Karl: She smiled with great compassion and without shame exposed herself to me. Her genitals and reproductive organs were scarred and greatly mutilated by childbirth. The scars and mutilation had healed badly in a deformed way. She also showed her anus which was also mutilated but in a different way, from illness. The skin was dark, swollen and blotched and covered by a pale, mucous-type skin in the form of a web. She commented on the web, but I am not sure why.
There was no shame, anger or bitterness in the exposure, only love and peace. In a way the deformity made her “more beautiful.” This exchange between her and Karl was tender and compassionate.
James: She is teaching you that your wounds are nothing to be ashamed of, that seen in the light of the self they have a certain beauty. The web of skin is probably the story you have made of your wounds. A story is like skin, in that it hides what is inside. Her comments probably mean that obsessing about your wounds hides your spiritual beauty.
The scarred reproductive organs probably refer to the damage the abuse visited on you dampened your creativity, your ability to live creatively and freely. This web of thoughts and emotions about your abuse is an illness, it is a waste, spiritually. It is “shitty.”
Karl: Karl, after a while, asked her if she could still have sex. She smiled and said no, but could still love in a very deep way. This type of love was somehow communicated to Karl, who got the meaning to be a love that is a lot more real, fulfilling and satisfying.
James: Somewhere along the line you confused sex and love. No blame, most everybody – particularly men – make this mistake. Sex without love is self-centered, little more than masturbation. Love is the nature of the self, open, free, compassionate, beautiful, radiant, etc.
Karl: Karl then asked if she had such a person to love; she smiled and gave Karl a deep hug.
James: The self – you – love Karl. This is why you are trying to lay the abused-boy thought to rest. When it is gone, you can love yourself. By “gone” I mean that when you see that it is just a story, a web of ideas that generate a predictable set of negative emotions, it will no longer have a hold on you. The thought (I am unworthy, damaged, etc.) will arise, perhaps – it is one of those thoughts like a fetus in the womb that will stop in its own time – but the feelings associated with it will no longer appear, because you will appreciate it as mithya, only a thought, not a reality. The abuse stopped a long time ago, but you kept it alive, carried it forward and allowed it to contaminate Karl.
When you take a stand in awareness, your story is like a movie. You may be sitting in the theater watching it, but you know it and the tears it engenders are not real. The bad things that happen are nothing to be ashamed of. They had to happen. There is a lesson in them. And the lesson is always love. So this dream woman is telling you how to see your ugly past. It is not ugly. It is beautiful. Love it. Sex is looking for love in the wrong place – the body. You can’t look for love, because you are love; you can only appreciate it. What happened is a gift from Isvara, prasad. So the next time you think about it – or feel inclined to tell someone about it – present it as a twisted but beautiful story that leads to love. “Zero-sum” means that there is an upside to every downside. Keeping this fact in mind and looking for the upside in every thought and situation is the discipline of Vedanta.

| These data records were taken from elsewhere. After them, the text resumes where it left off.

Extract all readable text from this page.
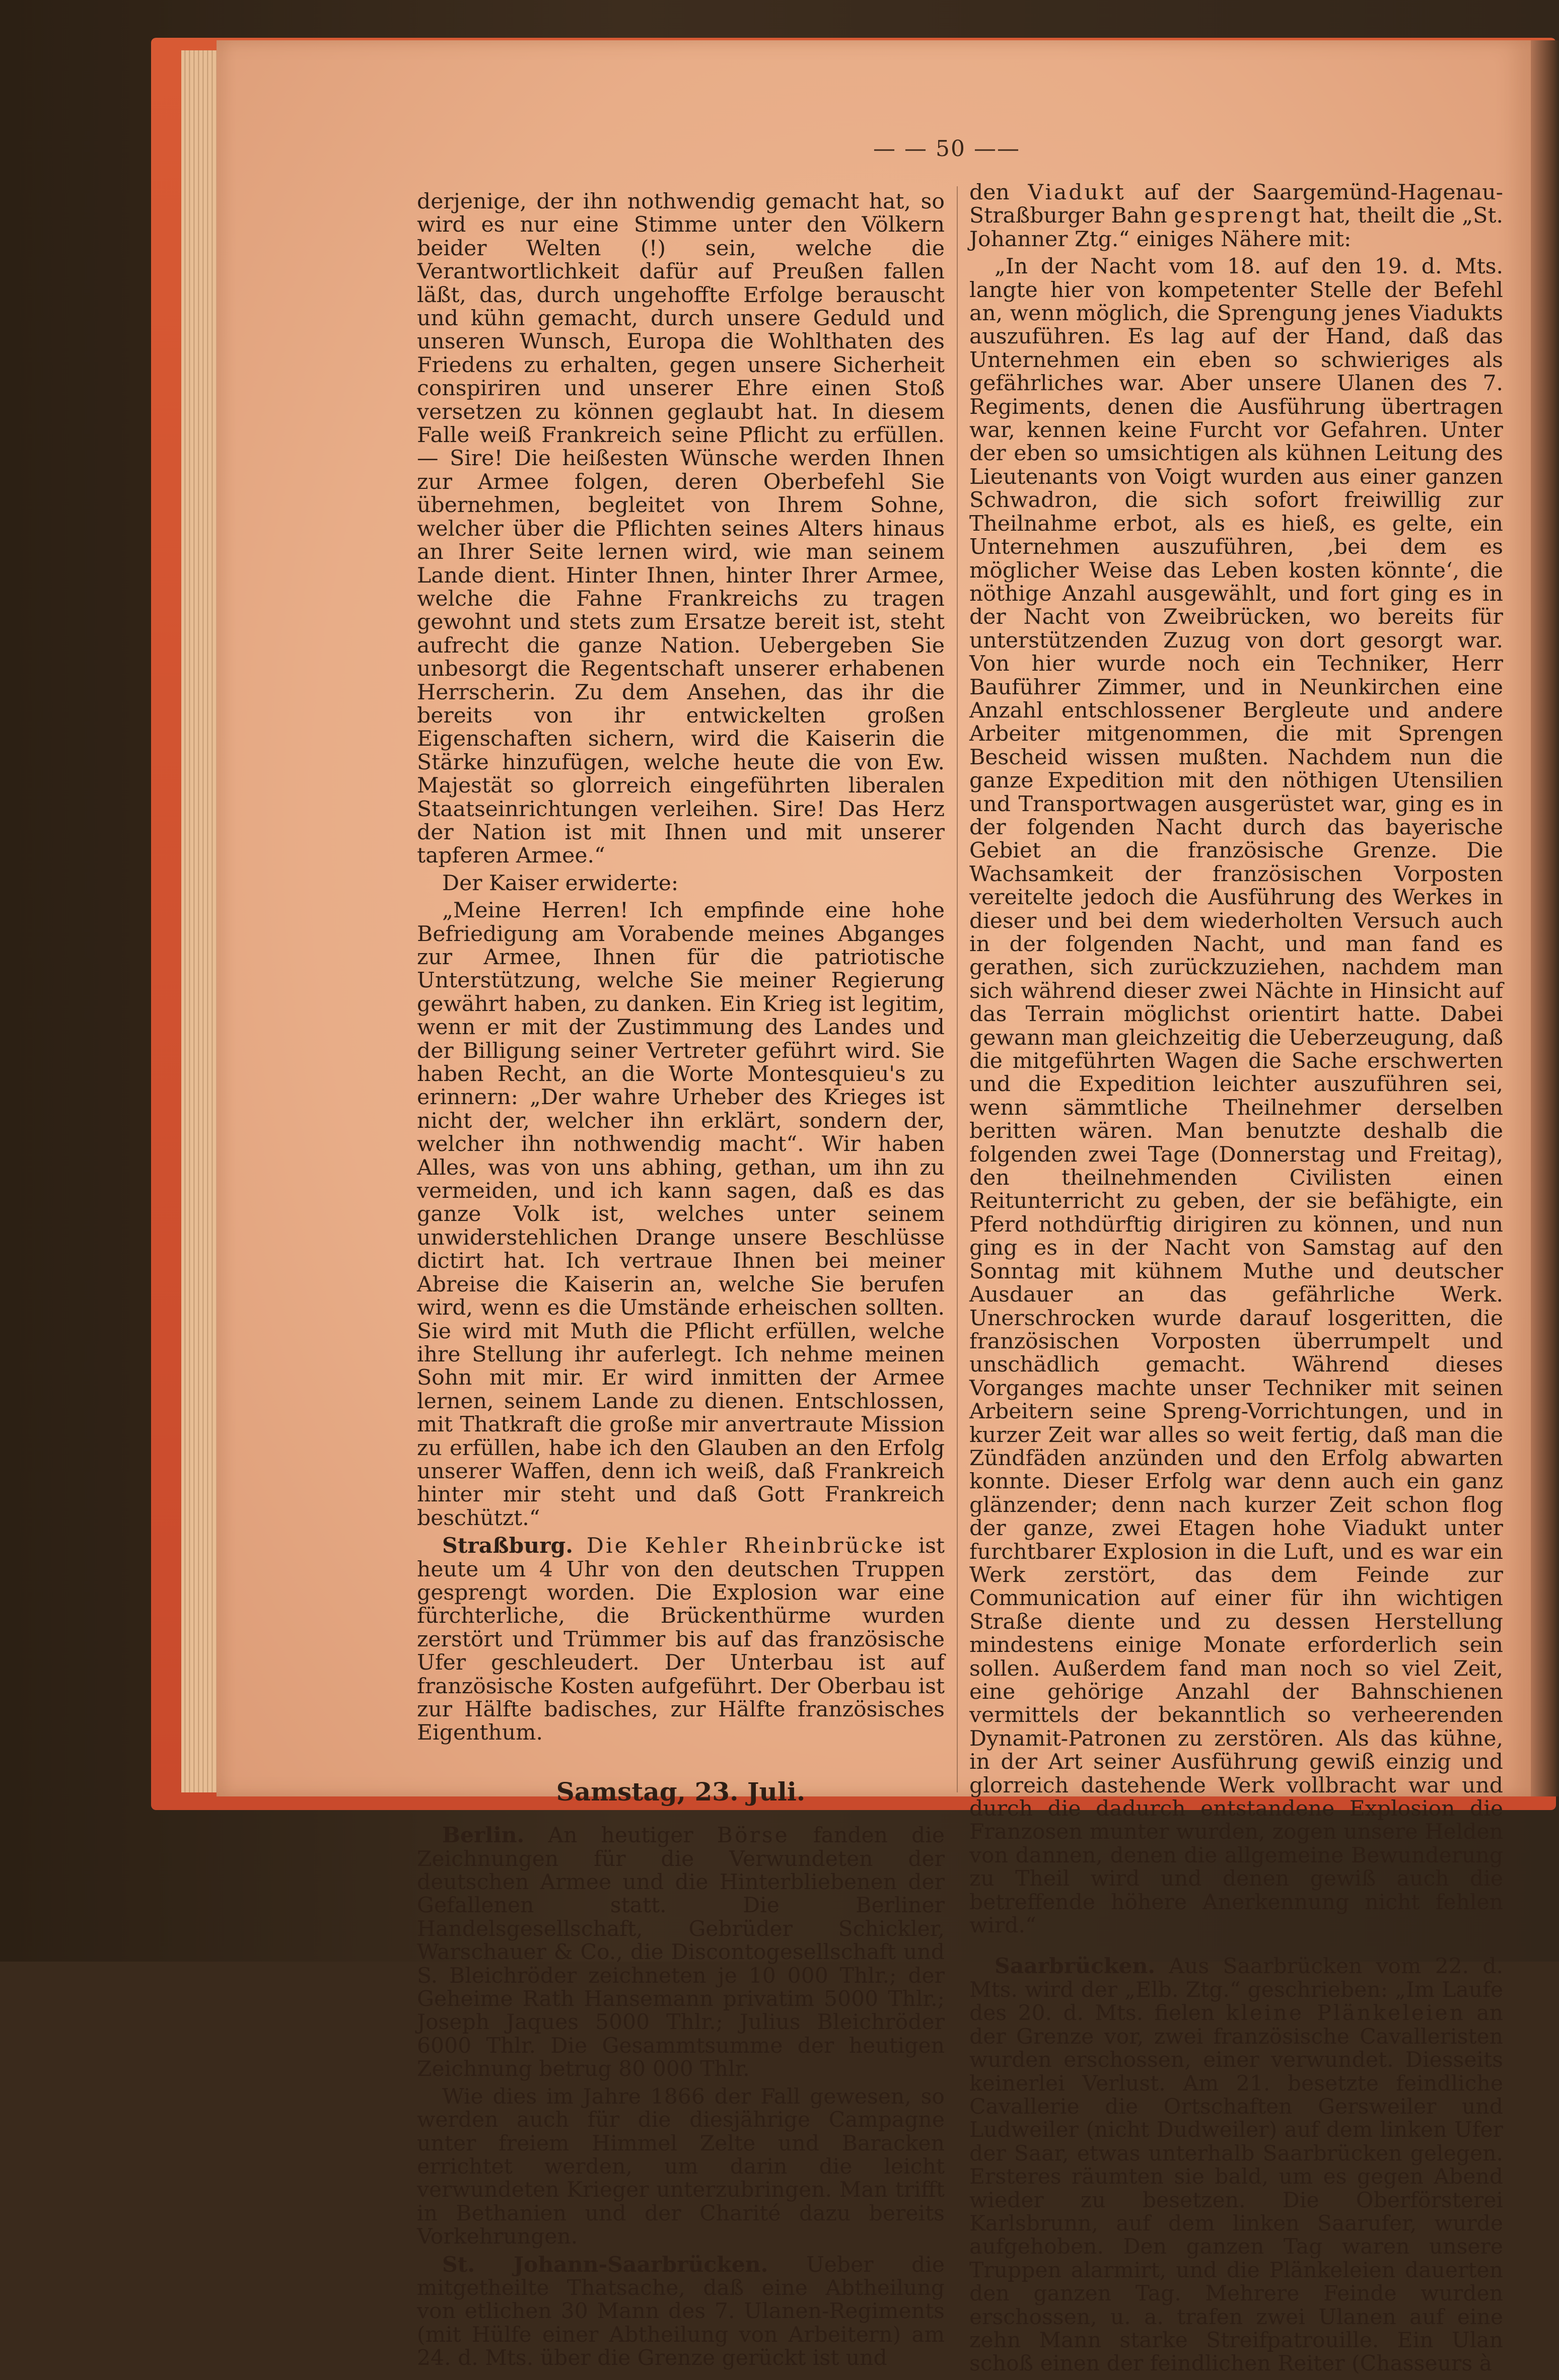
— — 50 ——

derjenige, der ihn nothwendig gemacht hat, so wird es nur eine Stimme unter den Völkern beider Welten (!) sein, welche die Verantwortlichkeit dafür auf Preußen fallen läßt, das, durch ungehoffte Erfolge berauscht und kühn gemacht, durch unsere Geduld und unseren Wunsch, Europa die Wohlthaten des Friedens zu erhalten, gegen unsere Sicherheit conspiriren und unserer Ehre einen Stoß versetzen zu können geglaubt hat. In diesem Falle weiß Frankreich seine Pflicht zu erfüllen. — Sire! Die heißesten Wünsche werden Ihnen zur Armee folgen, deren Oberbefehl Sie übernehmen, begleitet von Ihrem Sohne, welcher über die Pflichten seines Alters hinaus an Ihrer Seite lernen wird, wie man seinem Lande dient. Hinter Ihnen, hinter Ihrer Armee, welche die Fahne Frankreichs zu tragen gewohnt und stets zum Ersatze bereit ist, steht aufrecht die ganze Nation. Uebergeben Sie unbesorgt die Regentschaft unserer erhabenen Herrscherin. Zu dem Ansehen, das ihr die bereits von ihr entwickelten großen Eigenschaften sichern, wird die Kaiserin die Stärke hinzufügen, welche heute die von Ew. Majestät so glorreich eingeführten liberalen Staatseinrichtungen verleihen. Sire! Das Herz der Nation ist mit Ihnen und mit unserer tapferen Armee.“

Der Kaiser erwiderte:

„Meine Herren! Ich empfinde eine hohe Befriedigung am Vorabende meines Abganges zur Armee, Ihnen für die patriotische Unterstützung, welche Sie meiner Regierung gewährt haben, zu danken. Ein Krieg ist legitim, wenn er mit der Zustimmung des Landes und der Billigung seiner Vertreter geführt wird. Sie haben Recht, an die Worte Montesquieu's zu erinnern: „Der wahre Urheber des Krieges ist nicht der, welcher ihn erklärt, sondern der, welcher ihn nothwendig macht“. Wir haben Alles, was von uns abhing, gethan, um ihn zu vermeiden, und ich kann sagen, daß es das ganze Volk ist, welches unter seinem unwiderstehlichen Drange unsere Beschlüsse dictirt hat. Ich vertraue Ihnen bei meiner Abreise die Kaiserin an, welche Sie berufen wird, wenn es die Umstände erheischen sollten. Sie wird mit Muth die Pflicht erfüllen, welche ihre Stellung ihr auferlegt. Ich nehme meinen Sohn mit mir. Er wird inmitten der Armee lernen, seinem Lande zu dienen. Entschlossen, mit Thatkraft die große mir anvertraute Mission zu erfüllen, habe ich den Glauben an den Erfolg unserer Waffen, denn ich weiß, daß Frankreich hinter mir steht und daß Gott Frankreich beschützt.“

Straßburg. Die Kehler Rheinbrücke ist heute um 4 Uhr von den deutschen Truppen gesprengt worden. Die Explosion war eine fürchterliche, die Brückenthürme wurden zerstört und Trümmer bis auf das französische Ufer geschleudert. Der Unterbau ist auf französische Kosten aufgeführt. Der Oberbau ist zur Hälfte badisches, zur Hälfte französisches Eigenthum.

Samstag, 23. Juli.

Berlin. An heutiger Börse fanden die Zeichnungen für die Verwundeten der deutschen Armee und die Hinterbliebenen der Gefallenen statt. Die Berliner Handelsgesellschaft, Gebrüder Schickler, Warschauer & Co., die Discontogesellschaft und S. Bleichröder zeichneten je 10 000 Thlr.; der Geheime Rath Hansemann privatim 5000 Thlr.; Joseph Jaques 5000 Thlr.; Julius Bleichröder 6000 Thlr. Die Gesammtsumme der heutigen Zeichnung betrug 80 000 Thlr.

Wie dies im Jahre 1866 der Fall gewesen, so werden auch für die diesjährige Campagne unter freiem Himmel Zelte und Baracken errichtet werden, um darin die leicht verwundeten Krieger unterzubringen. Man trifft in Bethanien und der Charité dazu bereits Vorkehrungen.

St. Johann-Saarbrücken. Ueber die mitgetheilte Thatsache, daß eine Abtheilung von etlichen 30 Mann des 7. Ulanen-Regiments (mit Hülfe einer Abtheilung von Arbeitern) am 24. d. Mts. über die Grenze gerückt ist und

den Viadukt auf der Saargemünd-Hagenau-Straßburger Bahn gesprengt hat, theilt die „St. Johanner Ztg.“ einiges Nähere mit:

„In der Nacht vom 18. auf den 19. d. Mts. langte hier von kompetenter Stelle der Befehl an, wenn möglich, die Sprengung jenes Viadukts auszuführen. Es lag auf der Hand, daß das Unternehmen ein eben so schwieriges als gefährliches war. Aber unsere Ulanen des 7. Regiments, denen die Ausführung übertragen war, kennen keine Furcht vor Gefahren. Unter der eben so umsichtigen als kühnen Leitung des Lieutenants von Voigt wurden aus einer ganzen Schwadron, die sich sofort freiwillig zur Theilnahme erbot, als es hieß, es gelte, ein Unternehmen auszuführen, ‚bei dem es möglicher Weise das Leben kosten könnte‘, die nöthige Anzahl ausgewählt, und fort ging es in der Nacht von Zweibrücken, wo bereits für unterstützenden Zuzug von dort gesorgt war. Von hier wurde noch ein Techniker, Herr Bauführer Zimmer, und in Neunkirchen eine Anzahl entschlossener Bergleute und andere Arbeiter mitgenommen, die mit Sprengen Bescheid wissen mußten. Nachdem nun die ganze Expedition mit den nöthigen Utensilien und Transportwagen ausgerüstet war, ging es in der folgenden Nacht durch das bayerische Gebiet an die französische Grenze. Die Wachsamkeit der französischen Vorposten vereitelte jedoch die Ausführung des Werkes in dieser und bei dem wiederholten Versuch auch in der folgenden Nacht, und man fand es gerathen, sich zurückzuziehen, nachdem man sich während dieser zwei Nächte in Hinsicht auf das Terrain möglichst orientirt hatte. Dabei gewann man gleichzeitig die Ueberzeugung, daß die mitgeführten Wagen die Sache erschwerten und die Expedition leichter auszuführen sei, wenn sämmtliche Theilnehmer derselben beritten wären. Man benutzte deshalb die folgenden zwei Tage (Donnerstag und Freitag), den theilnehmenden Civilisten einen Reitunterricht zu geben, der sie befähigte, ein Pferd nothdürftig dirigiren zu können, und nun ging es in der Nacht von Samstag auf den Sonntag mit kühnem Muthe und deutscher Ausdauer an das gefährliche Werk. Unerschrocken wurde darauf losgeritten, die französischen Vorposten überrumpelt und unschädlich gemacht. Während dieses Vorganges machte unser Techniker mit seinen Arbeitern seine Spreng-Vorrichtungen, und in kurzer Zeit war alles so weit fertig, daß man die Zündfäden anzünden und den Erfolg abwarten konnte. Dieser Erfolg war denn auch ein ganz glänzender; denn nach kurzer Zeit schon flog der ganze, zwei Etagen hohe Viadukt unter furchtbarer Explosion in die Luft, und es war ein Werk zerstört, das dem Feinde zur Communication auf einer für ihn wichtigen Straße diente und zu dessen Herstellung mindestens einige Monate erforderlich sein sollen. Außerdem fand man noch so viel Zeit, eine gehörige Anzahl der Bahnschienen vermittels der bekanntlich so verheerenden Dynamit-Patronen zu zerstören. Als das kühne, in der Art seiner Ausführung gewiß einzig und glorreich dastehende Werk vollbracht war und durch die dadurch entstandene Explosion die Franzosen munter wurden, zogen unsere Helden von dannen, denen die allgemeine Bewunderung zu Theil wird und denen gewiß auch die betreffende höhere Anerkennung nicht fehlen wird.“

Saarbrücken. Aus Saarbrücken vom 22. d. Mts. wird der „Elb. Ztg.“ geschrieben: „Im Laufe des 20. d. Mts. fielen kleine Plänkeleien an der Grenze vor, zwei französische Cavalleristen wurden erschossen, einer verwundet. Diesseits keinerlei Verlust. Am 21. besetzte feindliche Cavallerie die Ortschaften Gersweiler und Ludweiler (nicht Dudweiler) auf dem linken Ufer der Saar, etwas unterhalb Saarbrücken gelegen. Ersteres räumten sie bald, um es gegen Abend wieder zu besetzen. Die Oberförsterei Karlsbrunn, auf dem linken Saarufer, wurde aufgehoben. Den ganzen Tag waren unsere Truppen alarmirt, und die Plänkeleien dauerten den ganzen Tag. Mehrere Feinde wurden erschossen, u. a. trafen zwei Ulanen auf eine zehn Mann starke Streifpatrouille. Ein Ulan schoß einen der feindlichen Reiter (Chasseurs à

In Chapter XI of the Gita, Krishna shows Arjuna all the evil in the world and Arjuna can’t appreciate it. The idea of this revelation is that unhappiness with evil is pointless because evil exists. It always has and it always will. It is a consequence of ignorance of Isvara. The jiva cannot remove it. It can only view it in the right light, as an inevitable and necessary part of the apparent reality that has its own beauty.